As can be taken from FIG. 4, the power spectral density of the monitoring signal is small compared to the power spectral density of the data signals. For example, the power spectral density of the monitoring signal may amount to about 2 percent of the power spectral density of the data signals. At the same time, the monitoring signal is widely spread along the wavelength s.

For that purpose, the OTDR 25 and the optical filter 23 are adapted such that the monitoring signal is generated over a wide spread area of the wavelengths w, and that it has a low power spectral density compared to the data signals. Thus, the monitoring signal is present in most or all of the one or more data transmission channels on the optical trail 16 of the optical network configuration 12 without having a significant influence on the data signals within these channels.

In a first embodiment, the monitoring signal comprises single pulses having a duration of e.g. 300 ns and being sent e.g. every 500 □s. Under defined conditions, this monitoring signal should result in a signal received by the OTDR 25 that is predictable. However, due to defects or the like on the optical trail 16, the actually received signal may be different. As already outlined, known algorithms may be used to evaluate the optical characteristics of the optical trail 16 based on the actually received signals.

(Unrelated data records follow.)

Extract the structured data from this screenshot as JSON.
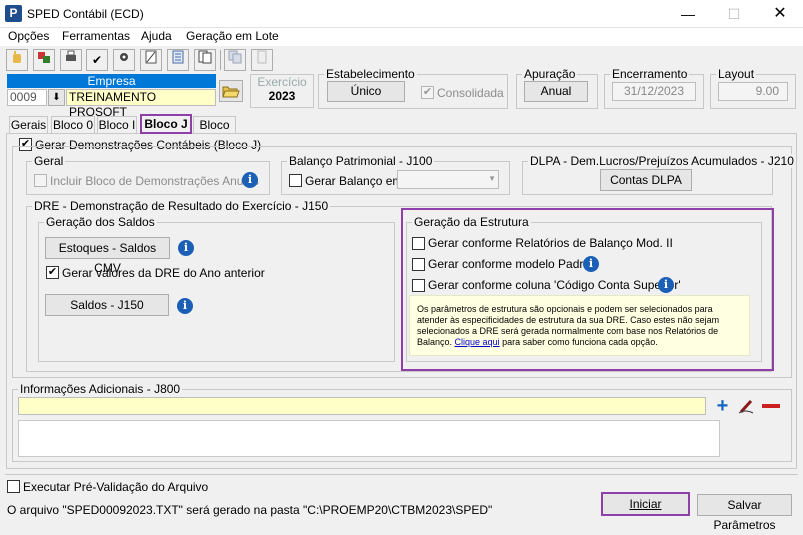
{
  "window": {
    "title": "SPED Contábil (ECD)",
    "icon_letter": "P"
  },
  "menu": [
    "Opções",
    "Ferramentas",
    "Ajuda",
    "Geração em Lote"
  ],
  "empresa": {
    "label": "Empresa",
    "code": "0009",
    "name": "TREINAMENTO PROSOFT"
  },
  "exercicio": {
    "label": "Exercício",
    "value": "2023"
  },
  "estabelecimento": {
    "label": "Estabelecimento",
    "value": "Único",
    "consolidada": "Consolidada"
  },
  "apuracao": {
    "label": "Apuração",
    "value": "Anual"
  },
  "encerramento": {
    "label": "Encerramento",
    "value": "31/12/2023"
  },
  "layout": {
    "label": "Layout",
    "value": "9.00"
  },
  "tabs": [
    "Gerais",
    "Bloco 0",
    "Bloco I",
    "Bloco J",
    "Bloco K"
  ],
  "bloco_j": {
    "main_check": "Gerar Demonstrações Contábeis (Bloco J)",
    "geral": {
      "label": "Geral",
      "incluir": "Incluir Bloco de Demonstrações Anuais"
    },
    "balanco": {
      "label": "Balanço Patrimonial - J100",
      "gerar": "Gerar Balanço em"
    },
    "dlpa": {
      "label": "DLPA - Dem.Lucros/Prejuízos Acumulados - J210",
      "button": "Contas DLPA"
    },
    "dre": {
      "label": "DRE - Demonstração de Resultado do Exercício - J150",
      "saldos": {
        "label": "Geração dos Saldos",
        "estoques_btn": "Estoques - Saldos CMV",
        "gerar_valores": "Gerar valores da DRE do Ano anterior",
        "saldos_btn": "Saldos - J150"
      },
      "estrutura": {
        "label": "Geração da Estrutura",
        "opt1": "Gerar conforme Relatórios de Balanço Mod. II",
        "opt2": "Gerar conforme modelo Padrão",
        "opt3": "Gerar conforme coluna 'Código Conta Superior'",
        "note_l1": "Os parâmetros de estrutura são opcionais e podem ser selecionados para",
        "note_l2": "atender às especificidades de estrutura da sua DRE. Caso estes não sejam",
        "note_l3": "selecionados a DRE será gerada normalmente com base nos Relatórios de",
        "note_l4a": "Balanço.",
        "note_link": "Clique aqui",
        "note_l4b": "para saber como funciona cada opção."
      }
    },
    "info_adic": {
      "label": "Informações Adicionais - J800"
    }
  },
  "footer": {
    "prevalidacao": "Executar Pré-Validação do Arquivo",
    "status": "O arquivo \"SPED00092023.TXT\" será gerado na pasta \"C:\\PROEMP20\\CTBM2023\\SPED\"",
    "iniciar": "Iniciar",
    "salvar": "Salvar Parâmetros"
  },
  "colors": {
    "highlight": "#8e3fa8",
    "empresa_bar": "#0078d7",
    "note_bg": "#ffffe1",
    "field_yellow": "#ffffc8"
  },
  "icons": [
    "open-folder-icon",
    "info-icon",
    "plus-icon",
    "edit-icon",
    "minus-icon"
  ]
}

In a second embodiment, a modulation of the monitoring signal is carried out which is based e.g. on a frequency swept sine wave. The received signals are examined stepwise at constant frequencies. As the interesting frequency range, the spectral range of the Fourier transform of the single pulse of the first embodiment may be used. Then, a Fourier transformation is applied. The described procedure, therefore, is comparable to the procedures usually performed by a network analyzer. As a result, the data signals almost have no influence on the monitoring signal.

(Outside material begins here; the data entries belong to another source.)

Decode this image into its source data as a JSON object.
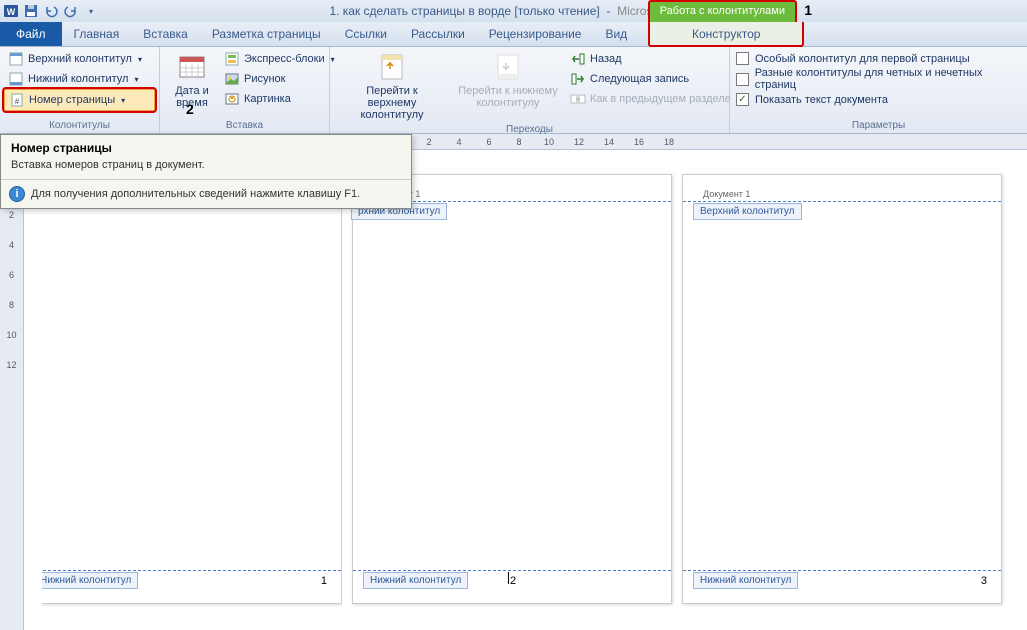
{
  "title": {
    "doc": "1. как сделать страницы в ворде [только чтение]",
    "app": "Microsoft Word"
  },
  "annot": {
    "one": "1",
    "two": "2"
  },
  "context_group": "Работа с колонтитулами",
  "context_tab": "Конструктор",
  "tabs": {
    "file": "Файл",
    "home": "Главная",
    "insert": "Вставка",
    "layout": "Разметка страницы",
    "refs": "Ссылки",
    "mail": "Рассылки",
    "review": "Рецензирование",
    "view": "Вид"
  },
  "ribbon": {
    "group1": {
      "label": "Колонтитулы",
      "header": "Верхний колонтитул",
      "footer": "Нижний колонтитул",
      "pagenum": "Номер страницы"
    },
    "group2": {
      "label": "Вставка",
      "datetime": "Дата и время",
      "express": "Экспресс-блоки",
      "picture": "Рисунок",
      "clipart": "Картинка"
    },
    "group3": {
      "label": "Переходы",
      "goheader": "Перейти к верхнему колонтитулу",
      "gofooter": "Перейти к нижнему колонтитулу",
      "back": "Назад",
      "next": "Следующая запись",
      "linkprev": "Как в предыдущем разделе"
    },
    "group4": {
      "label": "Параметры",
      "firstpage": "Особый колонтитул для первой страницы",
      "oddeven": "Разные колонтитулы для четных и нечетных страниц",
      "showtext": "Показать текст документа"
    }
  },
  "tooltip": {
    "title": "Номер страницы",
    "body": "Вставка номеров страниц в документ.",
    "footer": "Для получения дополнительных сведений нажмите клавишу F1."
  },
  "ruler_nums": [
    "2",
    "4",
    "6",
    "8",
    "10",
    "12",
    "14",
    "16",
    "18"
  ],
  "vruler_nums": [
    "2",
    "4",
    "6",
    "8",
    "10",
    "12"
  ],
  "pages": {
    "doc_tag": "Документ 1",
    "header_tab": "Верхний колонтитул",
    "header_tab_clip": "рхний колонтитул",
    "footer_tab": "Нижний колонтитул",
    "p1_num": "1",
    "p2_num": "2",
    "p3_num": "3"
  }
}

In a third embodiment, the single pulses are modulated using a high frequency, for example 10 MHz. The received signals are then processed in a first step with regard to the detection of the high frequency in order to evaluate in a second step the modulated single pulses.

In further embodiments, the described possibilities may be used to generate digital bit patterns. The OTDR 25 then feeds these bit patterns into the optical trail 16 as the monitoring signal. Using known algorithms, it is then possible to evaluate the optical characteristics of the optical trail 16.

In all these embodiments, it is possible to detect the monitoring signal almost without any influence of the data signals. Therefore, the evaluation of the monitoring signal with regard to the characteristics of the optical trail 16 is almost not influenced by the data signals.